On Wed, 2004-04-21 at 22:43, Marc G. Fournier wrote:
> On Wed, 21 Apr 2004, Rod Taylor wrote:
>
> > We have the current issue of people not knowing that projects like
> > pgadmin exist or where to find the jdbc drivers.
>
> Agreed ... but makign one big META package isn't going to fix that ... as
> someone else suggested, put a README file in the contrib directory that
> points ppl to projects.postgresql.org ...
Considering the number of people asking about cross database queries,
anything in contrib will also be ignored.

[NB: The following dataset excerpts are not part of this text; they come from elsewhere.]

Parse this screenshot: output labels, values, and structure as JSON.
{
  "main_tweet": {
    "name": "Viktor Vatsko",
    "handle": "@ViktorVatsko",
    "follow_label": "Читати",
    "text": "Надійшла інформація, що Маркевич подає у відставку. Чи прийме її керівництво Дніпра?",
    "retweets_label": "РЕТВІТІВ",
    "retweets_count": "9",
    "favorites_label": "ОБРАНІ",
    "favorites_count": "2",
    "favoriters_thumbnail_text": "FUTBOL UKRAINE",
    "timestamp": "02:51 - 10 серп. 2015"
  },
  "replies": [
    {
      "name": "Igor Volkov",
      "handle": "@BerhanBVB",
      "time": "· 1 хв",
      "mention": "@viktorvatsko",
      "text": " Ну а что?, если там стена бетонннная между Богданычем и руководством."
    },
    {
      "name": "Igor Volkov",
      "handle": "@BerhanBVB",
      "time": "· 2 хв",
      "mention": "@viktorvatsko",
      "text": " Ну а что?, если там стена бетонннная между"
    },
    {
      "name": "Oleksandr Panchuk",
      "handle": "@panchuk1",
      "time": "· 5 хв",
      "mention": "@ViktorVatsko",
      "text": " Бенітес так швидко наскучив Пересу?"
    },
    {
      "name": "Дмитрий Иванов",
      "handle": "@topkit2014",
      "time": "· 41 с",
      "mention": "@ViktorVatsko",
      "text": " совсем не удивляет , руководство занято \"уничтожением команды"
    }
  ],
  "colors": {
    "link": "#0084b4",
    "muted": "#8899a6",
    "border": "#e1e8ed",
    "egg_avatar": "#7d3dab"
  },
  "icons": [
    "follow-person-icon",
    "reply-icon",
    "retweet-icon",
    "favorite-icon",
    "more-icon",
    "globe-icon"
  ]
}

It has to be on the front page of www.postgresql.org if we want people
to find it.
> > These basic components (and others a large segment uses that are well
> > maintained) should go through a release cycle with the -core including
> > the platform test/report phase and be prominently listed in the
> > downloads area and documentation areas -- just as we do for PostgreSQL
> > proper.
>
> *ack* ... now the beta cycle just quadrupled in length ... so we develop
> for 4 months, and beta for a year while we make sure everyone else's
> packages work with the -core?
Come now. We all know of projects much much larger than PostgreSQL which
make more frequent releases.
This has nothing to do with timing, it has to do with organization. For
the most part the people working on the individual components of the
PostgreSQL Environment are different from those working on the core of
it. There is absolutely no reason we could not set a release date, stick
to it, and have all of the "important" projects ready for release at
that time.
> The point of projects.postgresql.org is that if someone *is* looking for
> an addon, they should be pointed to projects.postgresql.org ... if you try
I guess that is where we differ in opinion. pgadmin is not addon or an
enhancement, it is a part of the core project every bit as much as the
gnome-panel is a part of gnome. Sure, gnome-libs does all the heavy
lifting, but without the panel most users are lost.